Monday, March 20, 2017

A Question of Resource Allocation

Of the resources consumed in data mining projects, the most precious (read: "expensive") is time, especially the time of the human analyst. Hence, a significant question for the analyst is how best to allocate his or her time.

Long and continuing experience indicates clearly that the most productive use of time in such work is that dedicated to data preparation. I apologize if this seems like an old topic to the reader, but it is an important lesson which seems to be forgotten annually, as each new technical development presents itself. A surprising number of authors- particularly the on-line variety- come to the conclusion that "the latest thing"* will spare us from needing to prepare and enhance the data.

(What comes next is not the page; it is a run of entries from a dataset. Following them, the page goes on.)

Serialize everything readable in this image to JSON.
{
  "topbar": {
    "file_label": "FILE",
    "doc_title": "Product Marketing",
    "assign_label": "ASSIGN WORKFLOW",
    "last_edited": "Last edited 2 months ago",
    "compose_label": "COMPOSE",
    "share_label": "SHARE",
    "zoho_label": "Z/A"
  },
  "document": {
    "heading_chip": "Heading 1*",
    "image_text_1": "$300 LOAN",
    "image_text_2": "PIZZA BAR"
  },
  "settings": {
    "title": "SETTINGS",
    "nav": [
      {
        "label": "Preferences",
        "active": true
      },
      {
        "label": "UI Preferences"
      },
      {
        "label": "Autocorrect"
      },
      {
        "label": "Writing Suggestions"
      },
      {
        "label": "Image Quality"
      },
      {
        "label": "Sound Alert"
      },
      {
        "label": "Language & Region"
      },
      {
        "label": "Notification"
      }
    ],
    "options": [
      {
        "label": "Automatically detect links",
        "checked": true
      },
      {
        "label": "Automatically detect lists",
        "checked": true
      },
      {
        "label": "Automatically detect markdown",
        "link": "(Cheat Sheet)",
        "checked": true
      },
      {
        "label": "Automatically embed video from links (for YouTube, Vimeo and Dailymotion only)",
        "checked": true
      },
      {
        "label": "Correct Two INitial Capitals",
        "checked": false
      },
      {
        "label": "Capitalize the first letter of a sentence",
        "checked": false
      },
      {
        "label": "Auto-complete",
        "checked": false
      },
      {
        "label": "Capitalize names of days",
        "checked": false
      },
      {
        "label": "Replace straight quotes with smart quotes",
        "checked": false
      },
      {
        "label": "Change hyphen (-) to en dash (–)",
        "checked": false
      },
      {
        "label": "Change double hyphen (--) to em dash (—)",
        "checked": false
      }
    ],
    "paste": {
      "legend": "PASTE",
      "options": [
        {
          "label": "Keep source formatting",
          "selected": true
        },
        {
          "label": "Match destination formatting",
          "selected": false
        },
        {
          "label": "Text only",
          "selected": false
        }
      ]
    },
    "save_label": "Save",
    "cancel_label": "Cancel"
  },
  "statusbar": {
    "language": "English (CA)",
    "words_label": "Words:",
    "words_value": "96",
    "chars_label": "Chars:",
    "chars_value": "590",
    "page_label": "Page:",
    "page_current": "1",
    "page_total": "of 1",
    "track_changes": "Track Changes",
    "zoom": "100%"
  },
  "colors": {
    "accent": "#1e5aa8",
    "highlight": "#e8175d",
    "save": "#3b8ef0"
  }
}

I offer, as yet another data point in favor of this perspective a recent conversation I had with a colleague. He and a small team conducted parallel modeling efforts for a shared client. Using the same base data, they constructed separate predictive models. His model and theirs achieved similar test performance. The team used a random forest, while he used logistic regression, one of the simplest modeling techniques. The team was perplexed at the similarity in model performance. My associate asked them how they had handled missing values. They responded that they filled them in. He asked exactly how they had filled the missing values. The response was that they set them all to zeros (!). By not taking the time and effort to comprehensively address this issue, they had forced their model to do the significant extra work of filling in these gaps itself. Consider that some fraction of their data budget was spent on fixing this mistake, rather than being used to create a better model. Note, too, that it is far easier (less code, less input variables to monitor, less to go wrong) to deploy a modestly-sized logistic regression than any random forest.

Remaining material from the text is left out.